On Friday, they will go on a tour of the Samsung Electronics plant together before Saturday’s events.
“I think (Biden’s visit) will be an opportunity for the Korean-American alliance to become stronger and more inclusive because there is a lot of change in the international community,” Yun told reporters outside his office on Friday.
Biden and Yoon can quickly move from formalities to resolving a major issue with North Korea at the top of the agenda. Leader Kim Jong Un has abandoned a freeze on intercontinental ballistic missile tests and seems ready to resume nuclear bomb tests, possibly while Biden is in the region.
U.S. cooperation with South Korea and Japan “will intensify in the face of further provocations” by North Korea, Biden’s national security adviser Jake Sullivan told reporters on his way to South Korea when asked about the possibility of testing weapons.
“We are ready for such opportunities,” Sullivan said. The United States has told allies and China that such a provocation during a U.S. visit would “cause adjustments in the way our troops are in the region,” he said.
Yun has given a signal that he will take a tougher stance against North Korea than his predecessor, and is expected to ask for help from Biden. Yun warned of a preemptive strike if there were signs of imminent attack, and promised to strengthen the containment of the south.
North Korea discovered the COVID-19 outbreak last week, but ignored calls to return to diplomacy.
Washington said it was open to direct talks with Kim at any time, but did not publicly offer new ideas on how to get the country’s leadership to talk.
Biden decided not to visit the heavily fortified demilitarized zone separating South from North Korea.
Confronting China’s presence in the region is a key topic for Biden on the trip, but South Korea is likely to offer a cautious public tone on the subject, given that Beijing is Seoul’s main trading partner.
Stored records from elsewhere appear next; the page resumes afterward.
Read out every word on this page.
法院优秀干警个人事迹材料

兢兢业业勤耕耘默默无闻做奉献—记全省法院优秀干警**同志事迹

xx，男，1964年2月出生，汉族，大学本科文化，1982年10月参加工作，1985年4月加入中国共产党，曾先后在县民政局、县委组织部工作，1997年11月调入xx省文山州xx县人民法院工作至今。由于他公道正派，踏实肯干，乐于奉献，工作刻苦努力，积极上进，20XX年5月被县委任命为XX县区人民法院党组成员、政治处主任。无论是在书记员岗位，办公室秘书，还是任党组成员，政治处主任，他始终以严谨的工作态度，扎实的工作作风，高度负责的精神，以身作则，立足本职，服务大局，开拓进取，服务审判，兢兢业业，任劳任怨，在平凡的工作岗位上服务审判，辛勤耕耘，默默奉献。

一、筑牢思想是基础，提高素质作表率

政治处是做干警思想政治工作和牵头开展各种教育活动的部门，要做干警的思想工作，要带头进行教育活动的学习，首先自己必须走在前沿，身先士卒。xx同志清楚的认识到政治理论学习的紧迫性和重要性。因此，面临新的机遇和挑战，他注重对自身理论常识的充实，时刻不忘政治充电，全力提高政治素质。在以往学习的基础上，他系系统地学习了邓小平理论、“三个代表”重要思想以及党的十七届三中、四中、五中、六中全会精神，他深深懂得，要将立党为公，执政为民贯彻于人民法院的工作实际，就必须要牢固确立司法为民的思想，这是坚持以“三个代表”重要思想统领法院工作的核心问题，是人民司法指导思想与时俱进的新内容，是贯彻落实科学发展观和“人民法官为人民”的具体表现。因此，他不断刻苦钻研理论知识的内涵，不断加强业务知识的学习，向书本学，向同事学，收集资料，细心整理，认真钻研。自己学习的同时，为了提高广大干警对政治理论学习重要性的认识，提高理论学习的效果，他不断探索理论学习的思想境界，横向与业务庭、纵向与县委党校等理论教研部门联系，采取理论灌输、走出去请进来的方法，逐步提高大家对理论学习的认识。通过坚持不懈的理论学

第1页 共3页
South Korea is also expected to be one of the first members of Biden’s Indo-Pacific Economic Structure (IPEF) to be announced during the trip to set standards in labor, environment and supply chains.
Asked about Beijing’s opposition to the IPEF, Yun said joining the structure should not conflict with South Korea’s economic ties with China.
“There is no need to treat this as a zero amount,” he said.
Hyundai Motor Co. is working on plans to build a new electric vehicle plant in the United States, and the announcement could coincide with Biden’s visit.